Fig. 1: The principle of the heme binding tag-based iCliPSpy assay.

a Bis-thiolate ligation of heme depends on dimerization of TNFα-(1-39). Cleavage within the TMD part L31-L39 of TNFα-(1-39) prevents dimerization by removing or disrupting the S³⁴XXS³⁷ motif and results in mono-thiolate ligation of heme by Cys30. Bis-thiolate and mono-thiolate-coordinated heme molecules differ in their absorbance spectra, so that TNFα-(1-39) (substrate for intramembrane-cleaving protease) and TNFα-(1-34) (product of intramembrane proteolysis) with bound heme show different colors.

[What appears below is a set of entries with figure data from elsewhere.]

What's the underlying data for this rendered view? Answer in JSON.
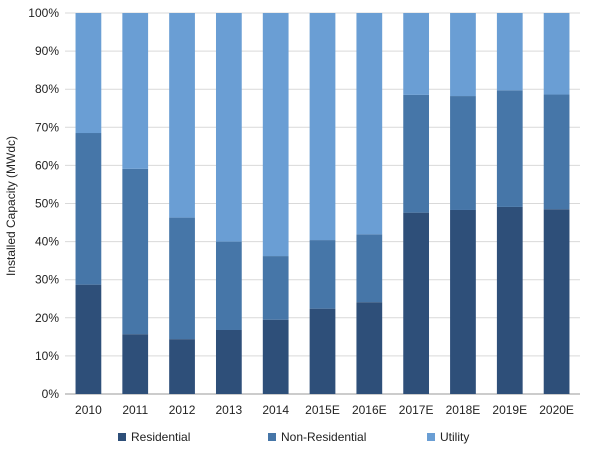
{
  "chart_data": {
    "type": "bar",
    "stacked": true,
    "title": "",
    "xlabel": "",
    "ylabel": "Installed Capacity (MWdc)",
    "ylim": [
      0,
      100
    ],
    "y_ticks": [
      "0%",
      "10%",
      "20%",
      "30%",
      "40%",
      "50%",
      "60%",
      "70%",
      "80%",
      "90%",
      "100%"
    ],
    "grid": true,
    "legend_position": "bottom",
    "categories": [
      "2010",
      "2011",
      "2012",
      "2013",
      "2014",
      "2015E",
      "2016E",
      "2017E",
      "2018E",
      "2019E",
      "2020E"
    ],
    "series": [
      {
        "name": "Residential",
        "color": "#2e4f79",
        "values": [
          28.7,
          15.7,
          14.4,
          16.8,
          19.5,
          22.4,
          24.1,
          47.6,
          48.3,
          49.1,
          48.5
        ]
      },
      {
        "name": "Non-Residential",
        "color": "#4676a8",
        "values": [
          39.8,
          43.4,
          31.9,
          23.2,
          16.7,
          18.0,
          17.8,
          30.9,
          29.9,
          30.6,
          30.1
        ]
      },
      {
        "name": "Utility",
        "color": "#6a9ed4",
        "values": [
          31.5,
          40.9,
          53.7,
          60.0,
          63.8,
          59.6,
          58.1,
          21.5,
          21.8,
          20.3,
          21.4
        ]
      }
    ]
  }
}
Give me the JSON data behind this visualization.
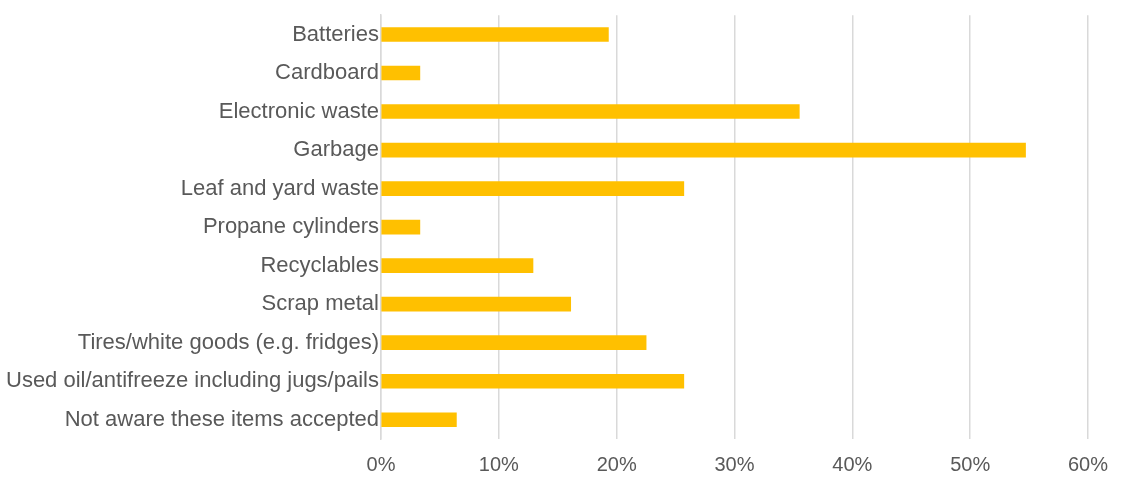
{
  "chart_data": {
    "type": "bar",
    "orientation": "horizontal",
    "categories": [
      "Batteries",
      "Cardboard",
      "Electronic waste",
      "Garbage",
      "Leaf and yard waste",
      "Propane cylinders",
      "Recyclables",
      "Scrap metal",
      "Tires/white goods (e.g. fridges)",
      "Used oil/antifreeze including jugs/pails",
      "Not aware these items accepted"
    ],
    "values": [
      19.3,
      3.3,
      35.5,
      54.7,
      25.7,
      3.3,
      12.9,
      16.1,
      22.5,
      25.7,
      6.4
    ],
    "color": "#ffc000",
    "xlim": [
      0,
      60
    ],
    "xticks": [
      {
        "value": 0,
        "label": "0%"
      },
      {
        "value": 10,
        "label": "10%"
      },
      {
        "value": 20,
        "label": "20%"
      },
      {
        "value": 30,
        "label": "30%"
      },
      {
        "value": 40,
        "label": "40%"
      },
      {
        "value": 50,
        "label": "50%"
      },
      {
        "value": 60,
        "label": "60%"
      }
    ],
    "grid": "x"
  }
}
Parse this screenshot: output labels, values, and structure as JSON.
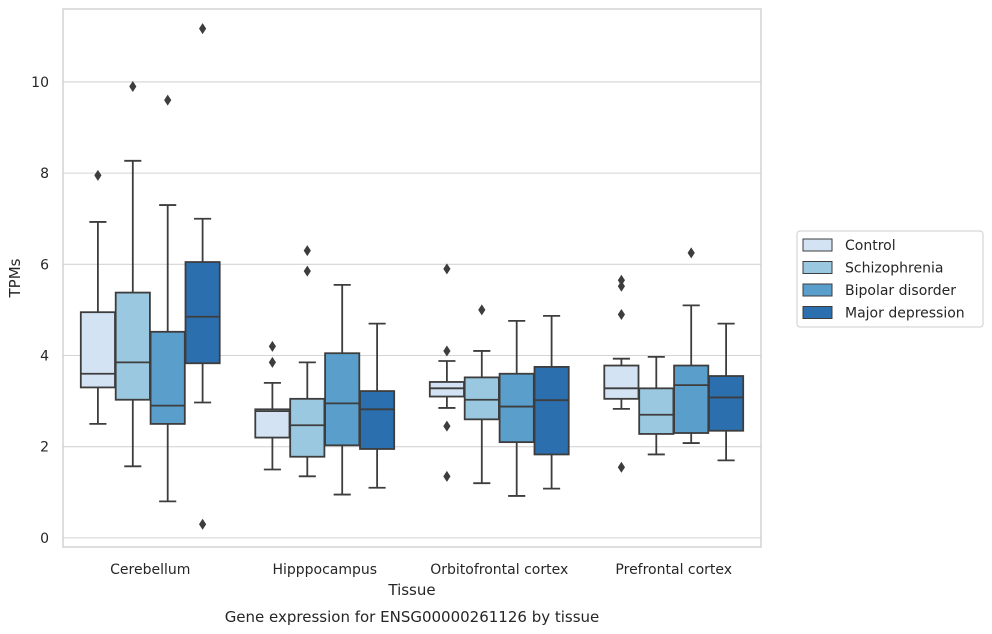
{
  "chart_data": {
    "type": "box",
    "title": "",
    "xlabel": "Tissue",
    "ylabel": "TPMs",
    "caption": "Gene expression for ENSG00000261126 by tissue",
    "ylim": [
      -0.2,
      11.6
    ],
    "yticks": [
      0,
      2,
      4,
      6,
      8,
      10
    ],
    "grid": "horizontal",
    "legend_position": "right",
    "categories": [
      "Cerebellum",
      "Hipppocampus",
      "Orbitofrontal cortex",
      "Prefrontal cortex"
    ],
    "series": [
      {
        "name": "Control",
        "color": "#d3e3f3",
        "boxes": [
          {
            "whislo": 2.5,
            "q1": 3.3,
            "med": 3.6,
            "q3": 4.95,
            "whishi": 6.93,
            "fliers": [
              7.95
            ]
          },
          {
            "whislo": 1.5,
            "q1": 2.2,
            "med": 2.78,
            "q3": 2.82,
            "whishi": 3.4,
            "fliers": [
              3.85,
              4.2
            ]
          },
          {
            "whislo": 2.85,
            "q1": 3.1,
            "med": 3.28,
            "q3": 3.42,
            "whishi": 3.88,
            "fliers": [
              4.1,
              2.45,
              1.35,
              5.9
            ]
          },
          {
            "whislo": 2.83,
            "q1": 3.05,
            "med": 3.28,
            "q3": 3.78,
            "whishi": 3.93,
            "fliers": [
              1.55,
              4.9,
              5.52,
              5.65
            ]
          }
        ]
      },
      {
        "name": "Schizophrenia",
        "color": "#9ac8e0",
        "boxes": [
          {
            "whislo": 1.57,
            "q1": 3.03,
            "med": 3.85,
            "q3": 5.38,
            "whishi": 8.27,
            "fliers": [
              9.9
            ]
          },
          {
            "whislo": 1.35,
            "q1": 1.78,
            "med": 2.47,
            "q3": 3.05,
            "whishi": 3.85,
            "fliers": [
              5.85,
              6.3
            ]
          },
          {
            "whislo": 1.2,
            "q1": 2.6,
            "med": 3.03,
            "q3": 3.52,
            "whishi": 4.1,
            "fliers": [
              5.0
            ]
          },
          {
            "whislo": 1.83,
            "q1": 2.28,
            "med": 2.7,
            "q3": 3.28,
            "whishi": 3.97,
            "fliers": []
          }
        ]
      },
      {
        "name": "Bipolar disorder",
        "color": "#5a9fcc",
        "boxes": [
          {
            "whislo": 0.8,
            "q1": 2.5,
            "med": 2.9,
            "q3": 4.52,
            "whishi": 7.3,
            "fliers": [
              9.6
            ]
          },
          {
            "whislo": 0.95,
            "q1": 2.03,
            "med": 2.95,
            "q3": 4.05,
            "whishi": 5.55,
            "fliers": []
          },
          {
            "whislo": 0.92,
            "q1": 2.1,
            "med": 2.88,
            "q3": 3.6,
            "whishi": 4.76,
            "fliers": []
          },
          {
            "whislo": 2.08,
            "q1": 2.3,
            "med": 3.35,
            "q3": 3.78,
            "whishi": 5.1,
            "fliers": [
              6.25
            ]
          }
        ]
      },
      {
        "name": "Major depression",
        "color": "#2c6fae",
        "boxes": [
          {
            "whislo": 2.97,
            "q1": 3.83,
            "med": 4.85,
            "q3": 6.05,
            "whishi": 7.0,
            "fliers": [
              11.17,
              0.3
            ]
          },
          {
            "whislo": 1.1,
            "q1": 1.95,
            "med": 2.82,
            "q3": 3.22,
            "whishi": 4.7,
            "fliers": []
          },
          {
            "whislo": 1.08,
            "q1": 1.83,
            "med": 3.02,
            "q3": 3.75,
            "whishi": 4.87,
            "fliers": []
          },
          {
            "whislo": 1.7,
            "q1": 2.35,
            "med": 3.08,
            "q3": 3.55,
            "whishi": 4.7,
            "fliers": []
          }
        ]
      }
    ]
  }
}
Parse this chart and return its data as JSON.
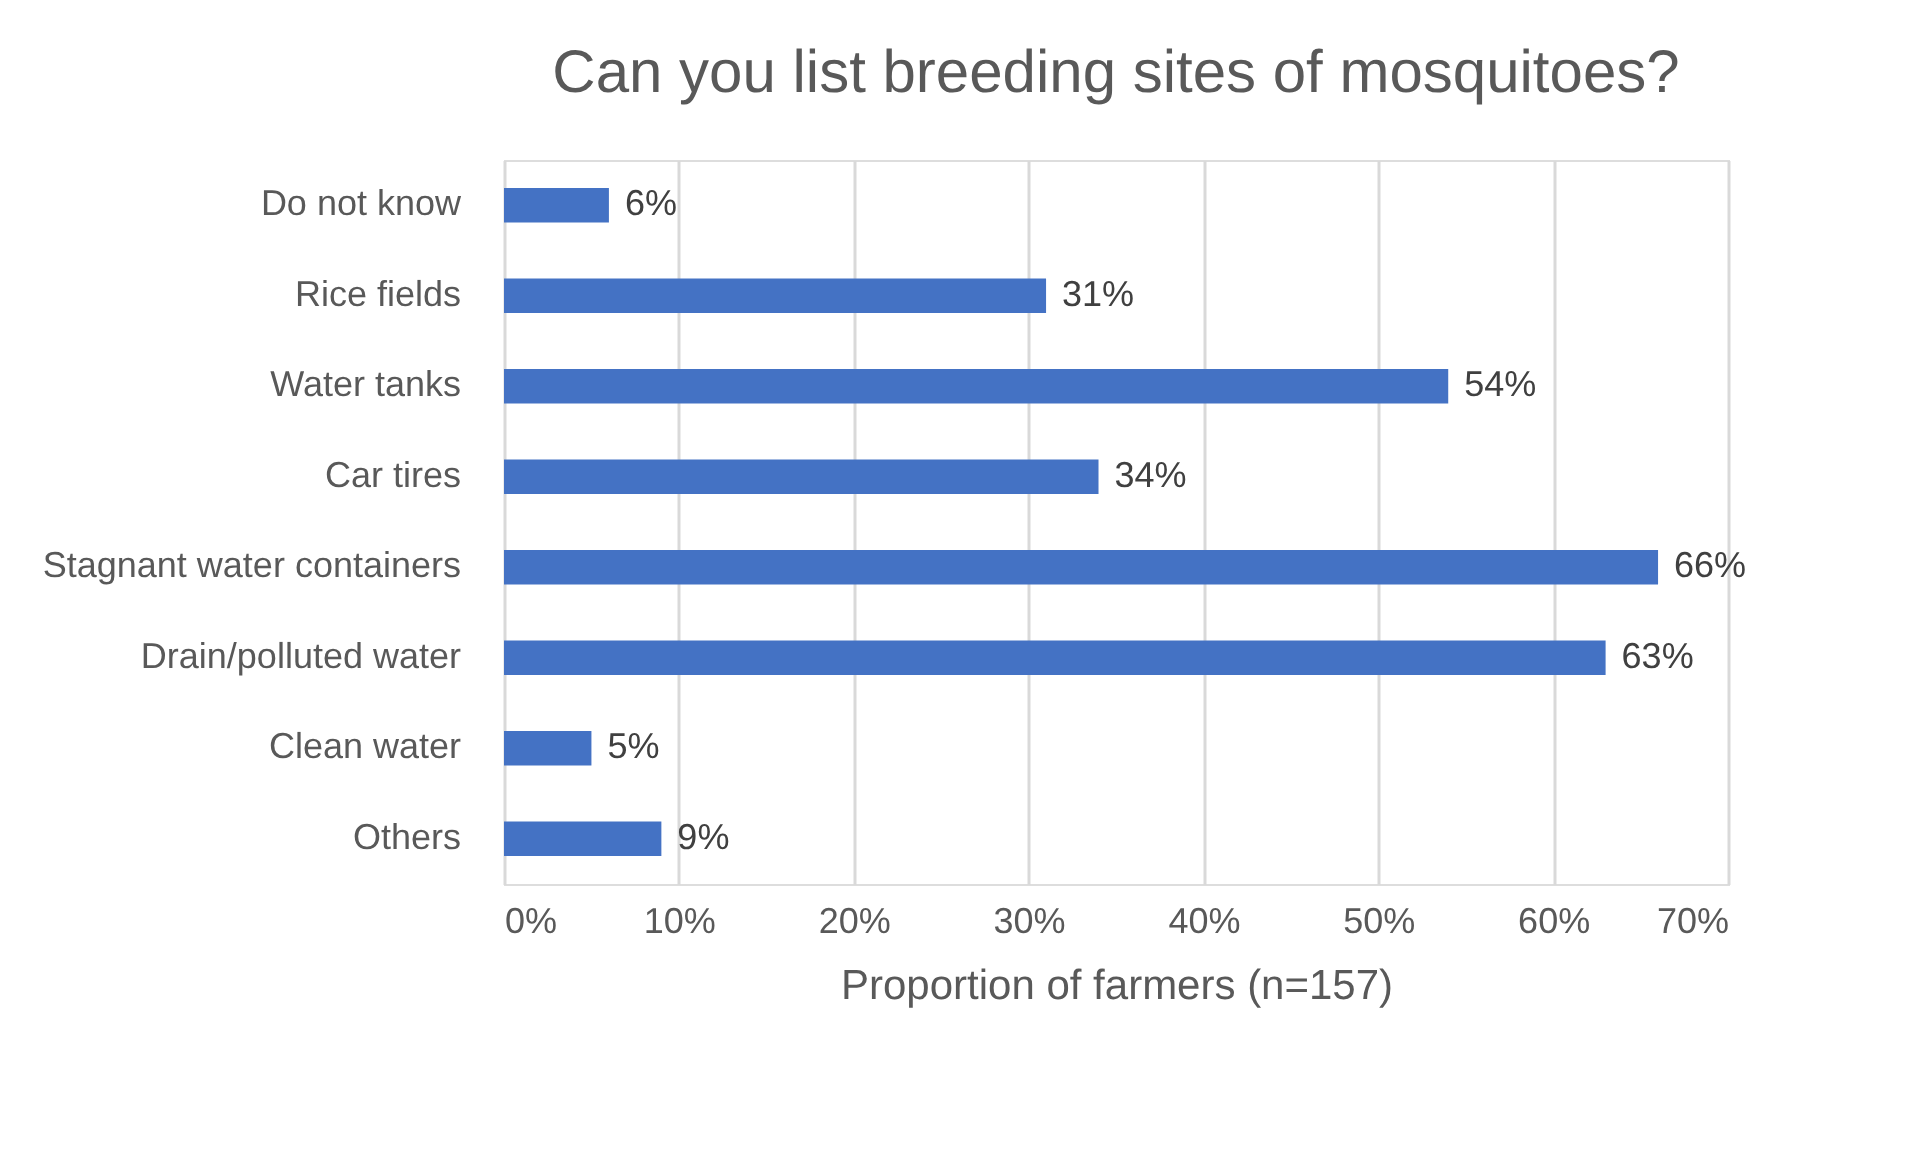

Because of increased heme binding affinity, we use TNFα-(1-39)-L31P instead of TNFα-(1-39) wt as heme binding tag. b MBP-TNFα constructs used in our studies [lacking the signal peptide (SP) of E. coli MBP shown at the top of the figure]. 1, MBP- TNFα-(1-39)-L31P with a poly-Asn linker was used in our initial study to characterize heme binding of TNFα²⁵. 2-4 MBP-TNFα fusions used in the present study all contain the peptide DAALAAAQTNAAA, which links MBP to TNFα-(1-39). The topology of MBP-TNFα-(1-39) fusion proteins is exemplary shown for construct 1. For co-production with I-CLiP RseP, construct 3 [named MBP_mut-TNFα-(1-39)-L31P] was used, which contains additional eight substitutions that further increase affinity for amylose, reduce the surface entropy and increase the crystal-packing interactions between adjacent MBP molecules³¹.